La RDC renforce sa stratégie commerciale aux États-Unis en incluant la mine de coltan de Rubaya
La République démocratique du Congo a intégré la mine de coltan de Rubaya, l’un des gisements de tantale les plus abondants au monde, à un portefeuille d’actifs stratégiques proposés aux États-Unis dans le cadre d’une collaboration bilatérale sur les minéraux critiques, selon un document gouvernemental consulté par Reuters.

Comme l’ont confirmé un représentant de haut rang du gouvernement congolais et un diplomate américain, qui ont tous deux souhaité conserver l’anonymat en raison de la nature sensible du dossier, l’inclusion de Rubaya est désormais actée. Cette liste a été dévoilée lors d’une réunion stratégique entre la RDC et les États-Unis, qui s’est tenue le 5 février à Washington. Cette rencontre, qui s’inscrit dans le cadre du partenariat stratégique sur les minéraux établi en décembre dernier, a pour objectif de renforcer les liens économiques entre les deux pays.

Un gisement stratégique est actuellement sous le contrôle des rebelles.

La mine de Rubaya, située dans la province du Nord-Kivu, représente environ 15 % de la production mondiale de coltan.

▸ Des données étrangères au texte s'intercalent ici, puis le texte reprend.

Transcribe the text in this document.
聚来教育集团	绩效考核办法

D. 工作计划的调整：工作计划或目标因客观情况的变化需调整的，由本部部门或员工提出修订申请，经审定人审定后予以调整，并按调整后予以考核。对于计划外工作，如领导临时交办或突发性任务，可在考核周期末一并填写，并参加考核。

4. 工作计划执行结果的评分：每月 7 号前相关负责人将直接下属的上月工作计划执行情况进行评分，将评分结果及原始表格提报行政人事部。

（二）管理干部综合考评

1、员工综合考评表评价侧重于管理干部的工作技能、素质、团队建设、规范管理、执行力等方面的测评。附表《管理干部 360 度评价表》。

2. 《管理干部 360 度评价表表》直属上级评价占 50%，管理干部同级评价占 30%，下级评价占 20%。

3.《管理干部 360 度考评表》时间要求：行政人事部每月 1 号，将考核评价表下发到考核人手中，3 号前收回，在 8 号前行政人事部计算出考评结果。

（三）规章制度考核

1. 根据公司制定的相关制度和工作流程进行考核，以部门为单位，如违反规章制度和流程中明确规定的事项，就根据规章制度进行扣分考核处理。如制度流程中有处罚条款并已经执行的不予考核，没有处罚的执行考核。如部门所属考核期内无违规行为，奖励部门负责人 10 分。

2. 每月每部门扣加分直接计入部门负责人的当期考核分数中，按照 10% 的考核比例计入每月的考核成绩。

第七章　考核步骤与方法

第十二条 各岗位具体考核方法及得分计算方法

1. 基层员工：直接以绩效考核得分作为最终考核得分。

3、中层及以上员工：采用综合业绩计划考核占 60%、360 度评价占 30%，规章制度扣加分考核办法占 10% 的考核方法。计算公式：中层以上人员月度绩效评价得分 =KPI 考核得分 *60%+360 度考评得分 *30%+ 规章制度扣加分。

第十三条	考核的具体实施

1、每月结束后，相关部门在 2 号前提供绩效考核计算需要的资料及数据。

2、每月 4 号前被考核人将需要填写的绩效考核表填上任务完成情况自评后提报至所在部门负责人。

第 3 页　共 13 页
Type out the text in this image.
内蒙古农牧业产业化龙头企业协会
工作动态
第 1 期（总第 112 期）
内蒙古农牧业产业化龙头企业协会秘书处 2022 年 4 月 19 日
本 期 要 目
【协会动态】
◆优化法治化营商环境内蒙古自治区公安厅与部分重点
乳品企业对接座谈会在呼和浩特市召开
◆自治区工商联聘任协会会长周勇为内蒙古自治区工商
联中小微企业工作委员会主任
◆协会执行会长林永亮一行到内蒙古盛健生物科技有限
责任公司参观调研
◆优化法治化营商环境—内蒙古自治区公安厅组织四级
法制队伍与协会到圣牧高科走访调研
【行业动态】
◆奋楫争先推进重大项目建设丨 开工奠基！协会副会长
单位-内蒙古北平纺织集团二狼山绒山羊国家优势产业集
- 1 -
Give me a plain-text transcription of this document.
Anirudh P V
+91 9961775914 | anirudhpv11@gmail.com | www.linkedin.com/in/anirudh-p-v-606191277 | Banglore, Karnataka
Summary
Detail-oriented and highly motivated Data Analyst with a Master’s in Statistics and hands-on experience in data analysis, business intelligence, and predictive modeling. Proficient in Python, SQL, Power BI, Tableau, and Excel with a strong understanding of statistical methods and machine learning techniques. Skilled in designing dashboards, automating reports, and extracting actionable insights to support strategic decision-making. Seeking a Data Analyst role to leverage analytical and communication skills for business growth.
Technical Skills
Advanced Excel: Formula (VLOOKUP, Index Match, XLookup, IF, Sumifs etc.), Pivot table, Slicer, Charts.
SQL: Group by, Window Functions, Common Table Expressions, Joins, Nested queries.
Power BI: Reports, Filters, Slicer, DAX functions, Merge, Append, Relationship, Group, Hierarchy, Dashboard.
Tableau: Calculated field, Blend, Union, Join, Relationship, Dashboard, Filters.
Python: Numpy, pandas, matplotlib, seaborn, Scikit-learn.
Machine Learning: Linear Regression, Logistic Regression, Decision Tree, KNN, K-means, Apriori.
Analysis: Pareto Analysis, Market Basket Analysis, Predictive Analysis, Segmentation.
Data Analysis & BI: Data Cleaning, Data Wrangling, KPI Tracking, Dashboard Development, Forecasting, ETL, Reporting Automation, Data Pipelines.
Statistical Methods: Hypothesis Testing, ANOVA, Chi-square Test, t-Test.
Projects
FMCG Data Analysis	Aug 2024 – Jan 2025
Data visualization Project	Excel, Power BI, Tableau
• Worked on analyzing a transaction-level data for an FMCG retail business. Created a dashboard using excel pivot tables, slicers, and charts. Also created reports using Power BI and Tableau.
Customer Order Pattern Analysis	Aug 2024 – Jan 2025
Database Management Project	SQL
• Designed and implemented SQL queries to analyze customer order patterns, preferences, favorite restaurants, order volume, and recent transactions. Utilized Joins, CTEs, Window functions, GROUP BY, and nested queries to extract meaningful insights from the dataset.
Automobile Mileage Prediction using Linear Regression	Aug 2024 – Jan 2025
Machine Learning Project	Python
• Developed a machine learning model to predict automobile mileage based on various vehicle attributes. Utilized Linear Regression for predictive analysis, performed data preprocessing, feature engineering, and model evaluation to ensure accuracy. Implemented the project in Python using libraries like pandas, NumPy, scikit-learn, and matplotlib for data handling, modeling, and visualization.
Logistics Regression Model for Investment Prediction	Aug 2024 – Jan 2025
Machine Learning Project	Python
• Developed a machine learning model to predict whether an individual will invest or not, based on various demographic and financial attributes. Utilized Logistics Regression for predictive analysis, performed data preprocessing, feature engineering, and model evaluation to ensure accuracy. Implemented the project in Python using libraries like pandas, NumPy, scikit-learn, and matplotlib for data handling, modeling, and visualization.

Le minerai, qui contient du tantale, un métal résistant à la chaleur utilisé dans les semi-conducteurs, l’aéronautique, les téléphones portables ou encore les turbines à gaz, est aujourd’hui exploité de manière artisanale par des milliers de creuseurs locaux.

Cependant, le site reste sous le contrôle des rebelles du Mouvement du 23 mars (M23) et de leur branche politique, l’Alliance du fleuve Congo (AFC), un groupe soutenu par le Rwanda selon les Nations unies – une accusation que Kigali réfute. Selon un rapport de l’ONU publié l’an dernier, les rebelles généreraient un revenu d’au moins 800 000 dollars par mois en prélevant des taxes sur la production et le commerce du coltan de Rubaya, ce qui alimenterait des réseaux de contrebande régionaux.

Le M23 et l’AFC sont actuellement sous sanctions américaines et ne font pas partie de l’accord de paix fragile négocié entre Kinshasa et Kigali sous l’égide de Washington en décembre, alors dirigé par le président Donald Trump. Malgré ce pacte, les affrontements se poursuivent dans l’est congolais.

Un investissement à la fois économique et stratégique.

Selon le document gouvernemental, la RDC évalue entre 50 et 150 millions de dollars le besoin d’investissement pour relancer et accroître la production commerciale à Rubaya. Les autorités anticipent néanmoins un retour sur investissement rapide, soutenu par une demande mondiale élevée en tantale.

Kinshasa met en avant la possibilité de transformer Rubaya en source d’approvisionnement « entièrement traçable et sans conflit », conforme aux règles américaines en matière de chaîne d’approvisionnement responsable. Cette initiative représente un argument de poids pour Washington, qui s’inscrit dans une stratégie de diversification de ses sources de métaux critiques. L’objectif est de réduire la dépendance vis-à-vis de la Chine en Afrique.

En proposant Rubaya malgré l’absence de contrôle effectif sur le site, le gouvernement du président Félix Tshisekedi chercherait également à inciter les États-Unis à s’impliquer davantage dans la sécurisation de la région, selon un responsable du M23 interrogé par Reuters. Le dirigeant a déclaré que l’objectif du mouvement n’était pas l’exploitation des mines, mais la libération de notre peuple. Il a également émis l’hypothèse que les négociations futures pourraient révéler que le président ne détient pas un contrôle total sur l’ensemble des sites miniers.

Le gouvernement congolais n’a pas donné suite immédiatement aux sollicitations de l’agence de presse.

Les entreprises américaines bénéficient d’un accès privilégié.

Le Département d’État américain a confirmé que la RDC avait officiellement présenté une première liste de « réserves stratégiques d’actifs » (SAR) lors de la réunion du 5 février, sans en dévoiler le contenu. Dans le cadre de l’accord-cadre, les entreprises américaines bénéficieront d’un accès privilégié à ces projets, qui visent à promouvoir la transparence des investissements, la création d’emplois et la stabilité à long terme en RDC.